By Daina Beth Solomon

 

MEXICO CITY, Feb 3 (Reuters) – An independent labor union supported by international activists has won a sweeping victory to represent workers at a General Motors’ (GM.N)pickup-truckplant in the central Mexican city of Silao, Mexico’s federal labor center said on Thursday.

The union, SINTTIA, beat three rivals by a wide margin, including Mexico’s biggest labor organization that had held the contract for 25 years.

The vote by several thousand workers was required under a Mexican labor reform that underpins a trade agreement with the United States and Canada, and was closely watched by the U.S. government.

The federal labor center said SINTTIA won with 4,192 votes out of 5,389 valid ballots, in an election with almost 90% turnout.

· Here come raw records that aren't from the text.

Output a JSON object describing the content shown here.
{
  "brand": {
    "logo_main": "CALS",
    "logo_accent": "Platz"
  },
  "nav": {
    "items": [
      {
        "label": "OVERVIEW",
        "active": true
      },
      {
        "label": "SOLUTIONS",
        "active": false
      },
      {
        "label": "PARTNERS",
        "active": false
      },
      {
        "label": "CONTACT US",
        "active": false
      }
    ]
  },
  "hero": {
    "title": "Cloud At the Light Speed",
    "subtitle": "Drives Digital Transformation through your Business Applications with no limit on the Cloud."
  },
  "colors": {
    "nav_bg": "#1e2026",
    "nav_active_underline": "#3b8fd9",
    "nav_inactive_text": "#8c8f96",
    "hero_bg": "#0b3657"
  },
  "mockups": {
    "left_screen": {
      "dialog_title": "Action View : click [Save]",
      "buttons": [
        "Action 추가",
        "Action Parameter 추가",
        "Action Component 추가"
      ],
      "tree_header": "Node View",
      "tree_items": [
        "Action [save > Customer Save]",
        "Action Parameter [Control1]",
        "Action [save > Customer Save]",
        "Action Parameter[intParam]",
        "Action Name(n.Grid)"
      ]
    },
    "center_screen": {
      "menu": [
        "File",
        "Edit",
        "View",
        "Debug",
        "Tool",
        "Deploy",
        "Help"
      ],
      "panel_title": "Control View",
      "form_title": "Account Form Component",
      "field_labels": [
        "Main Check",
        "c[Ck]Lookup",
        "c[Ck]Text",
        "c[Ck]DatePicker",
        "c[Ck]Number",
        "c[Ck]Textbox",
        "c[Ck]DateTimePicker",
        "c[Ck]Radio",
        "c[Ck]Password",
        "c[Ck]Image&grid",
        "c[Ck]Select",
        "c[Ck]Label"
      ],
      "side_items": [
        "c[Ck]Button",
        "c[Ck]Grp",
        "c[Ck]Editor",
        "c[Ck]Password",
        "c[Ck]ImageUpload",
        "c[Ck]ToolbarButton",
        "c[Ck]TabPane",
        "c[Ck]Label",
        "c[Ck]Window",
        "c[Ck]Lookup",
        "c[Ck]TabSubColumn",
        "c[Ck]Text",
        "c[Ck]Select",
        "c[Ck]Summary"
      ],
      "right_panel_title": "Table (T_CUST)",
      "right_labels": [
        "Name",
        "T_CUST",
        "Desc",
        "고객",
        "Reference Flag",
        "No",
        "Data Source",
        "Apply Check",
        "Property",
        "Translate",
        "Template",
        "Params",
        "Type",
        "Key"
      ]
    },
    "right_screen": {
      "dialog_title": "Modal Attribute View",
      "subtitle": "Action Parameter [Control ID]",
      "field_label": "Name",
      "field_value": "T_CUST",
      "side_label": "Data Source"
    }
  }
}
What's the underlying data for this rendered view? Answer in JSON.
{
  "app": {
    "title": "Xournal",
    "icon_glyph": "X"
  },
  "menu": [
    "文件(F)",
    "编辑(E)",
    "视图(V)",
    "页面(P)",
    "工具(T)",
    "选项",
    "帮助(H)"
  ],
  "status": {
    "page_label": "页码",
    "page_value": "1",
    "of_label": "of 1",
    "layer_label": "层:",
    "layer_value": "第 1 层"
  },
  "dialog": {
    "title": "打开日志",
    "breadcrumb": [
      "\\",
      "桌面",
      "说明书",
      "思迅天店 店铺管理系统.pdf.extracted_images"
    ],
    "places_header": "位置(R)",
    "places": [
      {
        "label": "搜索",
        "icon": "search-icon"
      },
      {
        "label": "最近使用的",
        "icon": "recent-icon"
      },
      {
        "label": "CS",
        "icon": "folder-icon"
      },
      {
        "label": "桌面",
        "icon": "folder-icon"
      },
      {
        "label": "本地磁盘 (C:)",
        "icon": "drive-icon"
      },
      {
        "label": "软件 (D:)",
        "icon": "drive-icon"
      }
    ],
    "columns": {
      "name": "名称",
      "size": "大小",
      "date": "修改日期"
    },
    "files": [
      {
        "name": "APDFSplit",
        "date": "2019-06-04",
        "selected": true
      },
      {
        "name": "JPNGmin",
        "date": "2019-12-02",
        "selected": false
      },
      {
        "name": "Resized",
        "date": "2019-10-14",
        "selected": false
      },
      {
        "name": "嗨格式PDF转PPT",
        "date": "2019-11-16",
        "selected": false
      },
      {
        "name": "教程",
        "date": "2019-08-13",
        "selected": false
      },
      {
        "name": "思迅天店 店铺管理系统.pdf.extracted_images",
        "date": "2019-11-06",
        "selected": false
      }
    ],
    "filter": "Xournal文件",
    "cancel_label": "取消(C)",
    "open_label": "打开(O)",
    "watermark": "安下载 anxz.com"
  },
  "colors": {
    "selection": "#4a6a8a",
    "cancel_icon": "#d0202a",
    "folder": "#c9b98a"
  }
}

Many workers hoped to push out the Confederation of Mexican Workers (CTM) after voting last year to dissolve their contract with the group in a vote monitored by U.S. officials under the United States-Mexico-Canada Agreement (USMCA) trade deal.

CTM had held the Silao contract since the plant opened in 1995 and is aligned with the Institutional Revolutionary Party (PRI) that ruled Mexico for decades.

A separate group that critics say has ties to CTM, known as La Coalicion, or The Coalition, took second place with 932 votes.

SINTTIA, an upstart union supported by U.S. and Canadian labor groups, campaigned for months to rally supporters at the plant of 6,300 employees, and has pledged to push for higher pay in a country where wages have stagnated for years.